Transfection of 1 µg pGl3 vector together with 3 µg pcDNA3 served for normalization. 1/600 TK-Renilla-Luc was used as a control for transfection efficiency and luciferase activity is expressed relative to Renilla luciferase. 24 h post-transfection, luciferase activities were measured. The data are presented as the mean ± SD of five independent experiments. n.s indicates not significant. The asterisks represent the level of significance as calculated with a paired two-tail P value test.

Results

131 In HEK293 cells, JunB-K3R transactivated reporter genes driven by these composite sites at the same level as JunB wt.
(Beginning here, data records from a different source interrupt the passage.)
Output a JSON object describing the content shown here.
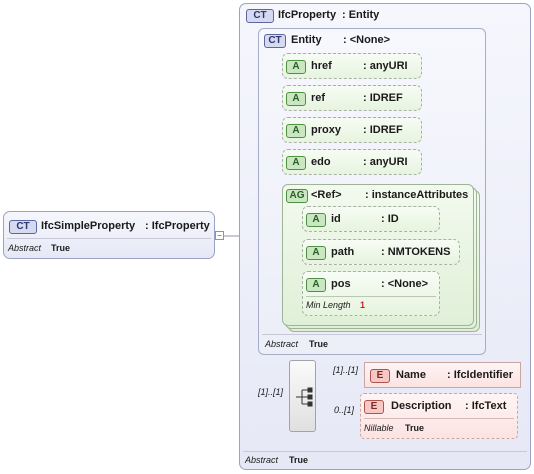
{
  "left": {
    "badge": "CT",
    "name": "IfcSimpleProperty",
    "type": ": IfcProperty",
    "props": [
      {
        "key": "Abstract",
        "value": "True"
      }
    ]
  },
  "outer": {
    "badge": "CT",
    "name": "IfcProperty",
    "type": ": Entity",
    "props": [
      {
        "key": "Abstract",
        "value": "True"
      }
    ]
  },
  "entity": {
    "badge": "CT",
    "name": "Entity",
    "type": ": <None>",
    "props": [
      {
        "key": "Abstract",
        "value": "True"
      }
    ]
  },
  "attributes": [
    {
      "badge": "A",
      "name": "href",
      "type": ": anyURI"
    },
    {
      "badge": "A",
      "name": "ref",
      "type": ": IDREF"
    },
    {
      "badge": "A",
      "name": "proxy",
      "type": ": IDREF"
    },
    {
      "badge": "A",
      "name": "edo",
      "type": ": anyURI"
    }
  ],
  "group": {
    "badge": "AG",
    "name": "<Ref>",
    "type": ": instanceAttributes",
    "attributes": [
      {
        "badge": "A",
        "name": "id",
        "type": ": ID"
      },
      {
        "badge": "A",
        "name": "path",
        "type": ": NMTOKENS"
      },
      {
        "badge": "A",
        "name": "pos",
        "type": ": <None>",
        "props": [
          {
            "key": "Min Length",
            "value": "1"
          }
        ]
      }
    ]
  },
  "sequence": {
    "occurrence": "[1]..[1]"
  },
  "elements": [
    {
      "badge": "E",
      "name": "Name",
      "type": ": IfcIdentifier",
      "occurrence": "[1]..[1]"
    },
    {
      "badge": "E",
      "name": "Description",
      "type": ": IfcText",
      "occurrence": "0..[1]",
      "props": [
        {
          "key": "Nillable",
          "value": "True"
        }
      ]
    }
  ]
}
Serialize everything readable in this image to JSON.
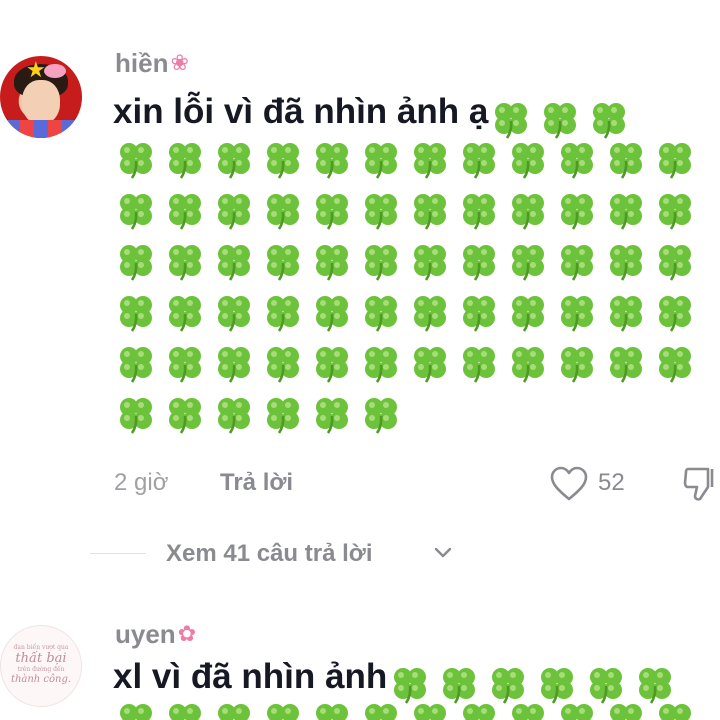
{
  "comments": [
    {
      "username": "hiền",
      "username_emoji": "tulip-icon",
      "text": "xin lỗi vì đã nhìn ảnh ạ",
      "inline_clovers": 3,
      "grid_rows": [
        12,
        12,
        12,
        12,
        12,
        6
      ],
      "time": "2 giờ",
      "reply_label": "Trả lời",
      "like_count": "52",
      "view_replies": "Xem 41 câu trả lời"
    },
    {
      "username": "uyen",
      "username_emoji": "lotus-icon",
      "text": "xl vì đã nhìn ảnh",
      "inline_clovers": 6,
      "avatar_text": {
        "line1": "đạn biến vượt qua",
        "line2": "thất bại",
        "line3": "trên đường đến",
        "line4": "thành công."
      }
    }
  ],
  "icons": {
    "clover": "four-leaf-clover-icon",
    "like": "heart-icon",
    "dislike": "thumbs-down-icon",
    "expand": "chevron-down-icon"
  },
  "colors": {
    "text_primary": "#161823",
    "text_secondary": "#8a8b91",
    "clover_green": "#6cc23a"
  }
}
Like previously seen in JURKAT cells, co-expression of JunB together with FAT10 resulted in significantly diminished AP-1 promoter activity and co-expression of either mutant JunB-K3R with FAT10 or FAT10ΔGG, or JunB wt and FAT10ΔGG (negative controls) resulted in a similar transactivation of AP-1 (4xTRE), as JunB wt. Taken all the experiments together it seems, that JunB-FAT10 conjugation (as seen in previous experiments) has a direct consequence on transactivating activities of JunB under these conditions.